La niebla sectaria
2026-03-10 - 04:24
Una de las peores consecuencias de la polarización que soportamos es que algunos nos quieren convertir a los demás en seres binarios que llevan el frentismo a extremos que superan la barrera del absurdo. ¿Un ejemplo? La respuesta de España a los ataques de Estados Unidos y de Israel a Irán y la niebla sectaria con que unos y otros analizan tanto el pronunciamiento del Gobierno como la campaña que ha abierto este contra quienes no suscriban su posición. Vayamos por partes para explicarlo, que es lo que toca. Primero, la condena del ataque. La gran mayoría de los españoles desaprueba la agresión de Trump y Netanyahu y comparte la firmeza del Gobierno de España y de su presidente, Pedro Sánchez; sin duda, el dirigente más beligerante de Europa contra Trump. Sobre esto, como digo, hay pocas dudas. Pero hay quienes, debido a su antisanchismo recalcitrante, se niegan a aceptarlo. Y segundo, la utilización del ataque por el mismo Pedro Sánchez como recurso para la movilización del electorado de izquierdas, que incluye la resurrección del lema del 'No a la guerra' y el intento de convertir al PP en el partido de la guerra, pese a que este no la haya apoyado. En esto, tampoco hay muchas dudas, pero hay quienes se niegan igualmente a aceptarlo. No debería, pero sorprende la falta de honestidad intelectual de quienes no pueden aceptar ni en sus peores sueños que el Gobierno de Sánchez haya hecho lo correcto en defensa de la legalidad internacional.
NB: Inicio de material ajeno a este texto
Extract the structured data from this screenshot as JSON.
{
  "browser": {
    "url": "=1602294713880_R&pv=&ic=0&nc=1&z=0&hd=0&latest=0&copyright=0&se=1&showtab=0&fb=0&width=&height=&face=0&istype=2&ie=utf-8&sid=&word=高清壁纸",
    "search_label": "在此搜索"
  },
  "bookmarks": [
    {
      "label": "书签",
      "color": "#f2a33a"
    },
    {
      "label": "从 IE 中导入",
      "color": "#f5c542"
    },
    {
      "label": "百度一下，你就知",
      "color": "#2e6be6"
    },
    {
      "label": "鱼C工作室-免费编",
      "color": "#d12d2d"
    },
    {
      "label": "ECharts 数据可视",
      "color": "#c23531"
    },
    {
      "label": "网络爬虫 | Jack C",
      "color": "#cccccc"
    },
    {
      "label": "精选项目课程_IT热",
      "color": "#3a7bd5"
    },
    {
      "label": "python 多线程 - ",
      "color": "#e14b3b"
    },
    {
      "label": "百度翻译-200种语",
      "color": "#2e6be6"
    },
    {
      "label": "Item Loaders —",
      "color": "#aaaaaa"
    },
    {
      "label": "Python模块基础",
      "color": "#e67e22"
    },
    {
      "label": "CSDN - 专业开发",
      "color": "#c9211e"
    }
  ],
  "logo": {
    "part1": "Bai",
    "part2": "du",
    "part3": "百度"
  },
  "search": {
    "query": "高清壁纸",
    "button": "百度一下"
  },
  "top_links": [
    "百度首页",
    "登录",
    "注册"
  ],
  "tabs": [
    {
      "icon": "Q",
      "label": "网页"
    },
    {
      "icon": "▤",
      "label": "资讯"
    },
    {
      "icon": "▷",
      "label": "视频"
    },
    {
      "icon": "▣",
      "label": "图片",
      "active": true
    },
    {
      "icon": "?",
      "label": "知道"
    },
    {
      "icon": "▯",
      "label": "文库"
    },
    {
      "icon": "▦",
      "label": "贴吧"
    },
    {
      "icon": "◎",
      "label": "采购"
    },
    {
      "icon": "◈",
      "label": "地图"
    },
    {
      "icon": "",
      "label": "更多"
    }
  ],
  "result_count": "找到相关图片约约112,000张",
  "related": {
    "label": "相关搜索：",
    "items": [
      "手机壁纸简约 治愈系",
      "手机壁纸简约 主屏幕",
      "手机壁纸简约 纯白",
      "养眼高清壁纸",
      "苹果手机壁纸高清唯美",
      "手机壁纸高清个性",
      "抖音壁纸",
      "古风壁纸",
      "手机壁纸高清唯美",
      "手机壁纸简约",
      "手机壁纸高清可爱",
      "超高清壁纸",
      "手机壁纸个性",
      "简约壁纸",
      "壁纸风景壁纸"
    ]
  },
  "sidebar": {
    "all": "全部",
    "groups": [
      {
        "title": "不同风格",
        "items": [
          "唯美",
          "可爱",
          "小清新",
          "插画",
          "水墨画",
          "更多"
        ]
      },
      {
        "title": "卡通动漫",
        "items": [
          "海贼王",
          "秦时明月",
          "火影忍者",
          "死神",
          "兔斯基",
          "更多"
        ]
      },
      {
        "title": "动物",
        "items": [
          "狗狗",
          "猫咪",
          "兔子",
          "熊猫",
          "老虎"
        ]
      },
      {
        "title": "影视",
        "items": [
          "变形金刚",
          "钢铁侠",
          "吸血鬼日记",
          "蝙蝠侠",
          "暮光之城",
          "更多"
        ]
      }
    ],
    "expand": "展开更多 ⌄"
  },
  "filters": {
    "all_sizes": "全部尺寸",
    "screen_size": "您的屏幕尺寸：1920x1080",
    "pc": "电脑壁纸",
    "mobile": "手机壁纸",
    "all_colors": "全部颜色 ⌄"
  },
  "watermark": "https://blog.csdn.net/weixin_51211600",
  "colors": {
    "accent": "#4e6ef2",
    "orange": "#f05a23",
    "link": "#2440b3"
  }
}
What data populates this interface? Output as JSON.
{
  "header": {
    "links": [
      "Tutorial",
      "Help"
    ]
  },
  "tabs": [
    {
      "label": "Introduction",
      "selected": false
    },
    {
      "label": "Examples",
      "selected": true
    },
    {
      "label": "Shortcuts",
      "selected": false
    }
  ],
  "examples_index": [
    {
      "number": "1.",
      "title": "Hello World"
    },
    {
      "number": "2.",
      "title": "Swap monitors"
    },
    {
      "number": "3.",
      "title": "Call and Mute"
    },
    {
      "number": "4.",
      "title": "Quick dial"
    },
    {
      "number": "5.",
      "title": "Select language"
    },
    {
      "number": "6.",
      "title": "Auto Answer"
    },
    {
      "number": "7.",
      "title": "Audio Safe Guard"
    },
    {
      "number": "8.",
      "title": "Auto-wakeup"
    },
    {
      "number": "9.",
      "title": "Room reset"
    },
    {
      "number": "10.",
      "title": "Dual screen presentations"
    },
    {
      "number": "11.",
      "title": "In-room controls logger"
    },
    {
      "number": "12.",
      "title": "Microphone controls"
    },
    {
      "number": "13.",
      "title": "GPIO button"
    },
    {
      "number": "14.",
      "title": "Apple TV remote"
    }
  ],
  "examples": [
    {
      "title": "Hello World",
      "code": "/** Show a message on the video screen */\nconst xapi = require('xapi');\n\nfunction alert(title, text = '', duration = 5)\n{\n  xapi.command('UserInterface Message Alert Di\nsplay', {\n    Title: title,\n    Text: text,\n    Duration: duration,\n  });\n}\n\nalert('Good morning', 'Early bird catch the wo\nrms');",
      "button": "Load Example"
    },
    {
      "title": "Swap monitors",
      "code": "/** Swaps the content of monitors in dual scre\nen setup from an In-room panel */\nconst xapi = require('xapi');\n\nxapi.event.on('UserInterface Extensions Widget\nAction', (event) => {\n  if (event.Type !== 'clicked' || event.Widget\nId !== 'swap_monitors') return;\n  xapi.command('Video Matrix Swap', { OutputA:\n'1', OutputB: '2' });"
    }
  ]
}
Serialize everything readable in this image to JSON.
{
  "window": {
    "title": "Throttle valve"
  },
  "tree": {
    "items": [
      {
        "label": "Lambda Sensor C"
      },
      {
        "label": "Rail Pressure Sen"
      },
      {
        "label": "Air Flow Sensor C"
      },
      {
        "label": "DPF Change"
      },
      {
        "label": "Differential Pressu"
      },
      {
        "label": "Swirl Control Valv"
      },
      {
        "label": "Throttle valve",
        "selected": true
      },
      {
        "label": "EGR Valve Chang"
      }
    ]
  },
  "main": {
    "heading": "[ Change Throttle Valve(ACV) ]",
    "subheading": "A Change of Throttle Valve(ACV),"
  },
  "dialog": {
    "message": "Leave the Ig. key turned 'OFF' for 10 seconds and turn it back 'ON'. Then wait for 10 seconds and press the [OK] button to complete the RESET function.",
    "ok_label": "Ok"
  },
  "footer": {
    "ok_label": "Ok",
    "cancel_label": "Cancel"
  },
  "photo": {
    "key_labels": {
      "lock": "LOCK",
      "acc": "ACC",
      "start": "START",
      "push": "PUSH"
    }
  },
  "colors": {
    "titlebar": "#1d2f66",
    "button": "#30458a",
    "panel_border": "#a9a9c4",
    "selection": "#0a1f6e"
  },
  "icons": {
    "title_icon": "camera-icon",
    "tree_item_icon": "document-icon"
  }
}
Y sonroja también la ausencia de escrúpulos a la hora de usar este ataque para definir al PP poco menos que como un partido que apoya la muerte y la destrucción, una acusación tremendista y absurda. ¿Tan difícil es reconocer que el Gobierno ha actuado de modo correcto a la vez que podemos pensar que quiere aprovechar este ataque para movilizar a la izquierda que hoy dormita en la abstención? ¿O es que la crispación política nos impide ser más objetivos a la hora de valorar lo que hacen unos y otros? Vamos mal si dejamos que la polarización nos impida reconocer los aciertos de los adversarios o las estrategias torticeras de los nuestros. Y es lo que nos está pasando. Para pensarlo.